Pour Samsung, qui se targuait d’être le premier constructeur majeur à proposer des smartphones pliables, c’est un coup dur. Un lancement réussi du Galaxy Fold lui aurait assuré l’image d’un champion de l’innovation. Car l’appareil est réellement révolutionnaire : au premier abord, il ressemble à un smartphone classique, quoique un peu plus robuste, avec un petit écran en façade. Mais une fois déplié, le Galaxy Fold s’apparente davantage à une minitablette, très agréable pour regarder une vidéo, ou utiliser plusieurs applications simultanément.
Huawei pourrait en profiter
Au-delà des usages, l’appareil est d’une rare complexité technique, avec l’introduction de cet écran pliant dont Samsung assurait qu’il pouvait se plier et se déplier au moins 200 000 fois sans connaître de défaillances.

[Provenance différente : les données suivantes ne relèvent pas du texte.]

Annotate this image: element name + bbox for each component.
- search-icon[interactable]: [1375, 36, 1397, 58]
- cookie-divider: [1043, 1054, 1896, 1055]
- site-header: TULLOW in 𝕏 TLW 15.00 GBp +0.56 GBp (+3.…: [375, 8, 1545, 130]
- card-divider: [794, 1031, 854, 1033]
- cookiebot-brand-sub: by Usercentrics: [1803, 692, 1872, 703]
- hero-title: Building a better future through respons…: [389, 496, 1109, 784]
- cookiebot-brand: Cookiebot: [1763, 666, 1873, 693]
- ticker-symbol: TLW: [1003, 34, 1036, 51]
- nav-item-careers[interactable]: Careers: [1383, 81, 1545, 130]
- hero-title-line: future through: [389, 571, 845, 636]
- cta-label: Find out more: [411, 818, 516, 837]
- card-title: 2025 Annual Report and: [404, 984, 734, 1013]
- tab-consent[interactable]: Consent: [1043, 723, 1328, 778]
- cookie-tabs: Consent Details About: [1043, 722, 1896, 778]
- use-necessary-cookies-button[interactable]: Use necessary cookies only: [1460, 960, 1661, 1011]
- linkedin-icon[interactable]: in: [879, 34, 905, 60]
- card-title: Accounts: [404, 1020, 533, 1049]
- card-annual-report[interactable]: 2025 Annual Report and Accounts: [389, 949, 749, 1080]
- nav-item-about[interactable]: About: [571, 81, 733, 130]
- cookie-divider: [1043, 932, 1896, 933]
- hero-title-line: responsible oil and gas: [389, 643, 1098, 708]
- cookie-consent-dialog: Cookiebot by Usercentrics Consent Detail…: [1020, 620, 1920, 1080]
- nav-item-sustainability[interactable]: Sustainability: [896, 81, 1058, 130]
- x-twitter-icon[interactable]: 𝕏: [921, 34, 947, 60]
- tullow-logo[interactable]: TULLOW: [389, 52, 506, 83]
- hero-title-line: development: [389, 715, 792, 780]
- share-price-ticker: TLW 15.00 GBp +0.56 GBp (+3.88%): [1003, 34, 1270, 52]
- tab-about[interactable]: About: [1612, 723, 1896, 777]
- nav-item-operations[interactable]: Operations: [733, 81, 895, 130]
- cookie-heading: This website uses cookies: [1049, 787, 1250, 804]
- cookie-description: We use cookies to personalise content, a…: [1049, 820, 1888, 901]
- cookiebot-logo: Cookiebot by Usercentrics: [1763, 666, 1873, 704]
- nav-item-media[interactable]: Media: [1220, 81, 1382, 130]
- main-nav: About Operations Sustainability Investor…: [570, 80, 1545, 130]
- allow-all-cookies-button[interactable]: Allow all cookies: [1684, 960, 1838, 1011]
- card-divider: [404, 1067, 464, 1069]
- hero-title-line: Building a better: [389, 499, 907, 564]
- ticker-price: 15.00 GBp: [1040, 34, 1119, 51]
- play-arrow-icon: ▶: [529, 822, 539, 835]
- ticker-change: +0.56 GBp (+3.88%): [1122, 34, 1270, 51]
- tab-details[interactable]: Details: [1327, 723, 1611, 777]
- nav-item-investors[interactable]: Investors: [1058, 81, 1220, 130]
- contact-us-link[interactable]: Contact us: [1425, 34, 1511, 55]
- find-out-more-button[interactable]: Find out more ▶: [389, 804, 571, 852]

Même si nombre d’utilisateurs qui ont eu en main le smartphone avant son lancement en ont loué la qualité, ces quelques cas isolés de dysfonctionnement et la décision de Samsung de reporter la sortie du produit fragilisent désormais l’image du constructeur, et rappellent fatalement l’affaire du Note 7. Au moins, Samsung semble avoir tiré quelques enseignements de cet épisode catastrophique qui lui avait coûté plusieurs milliards de dollars et avait porté un coup sérieux à sa réputation. Mais la confiance du consommateur envers ce produit est immanquablement déjà altérée. Ce qui est particulièrement problématique pour un appareil dont le prix, en France, dépassera les 2 000 euros.
Ce contretemps pourrait évidemment faire le jeu des concurrents de Samsung, à commencer par son rival Huawei, qui clame son ambition de devenir, d’ici à trois ans, le premier constructeur mondial et qui doit lancer, cette année, son propre modèle de smartphone pliable, le Mate X. Plus prudent que Samsung, le chinois n’avait pas donné de date de sortie lors de la présentation de son produit au Mobile World Congress de Barcelone, en février. Plusieurs sites spécialisés spéculent, toutefois, sur une sortie avant l’été, et donc, pourquoi pas, avant Samsung.
Dans la compétition qui oppose les deux constructeurs, l’épisode qui se joue aujourd’hui n’a rien d’anodin. Thomas Husson, du cabinet Forrester, estime :
« L’enjeu n’est évidemment pas cette nouvelle catégorie de produit encore complètement niche, mais bien la capacité à innover. »
Et il ajoute : « ce type d’accident industriel peut avoir des effets dévastateurs sur la marque Samsung. » Surtout si Huawei démontre sa capacité à surmonter, de son côté, les défis des smartphones pliables.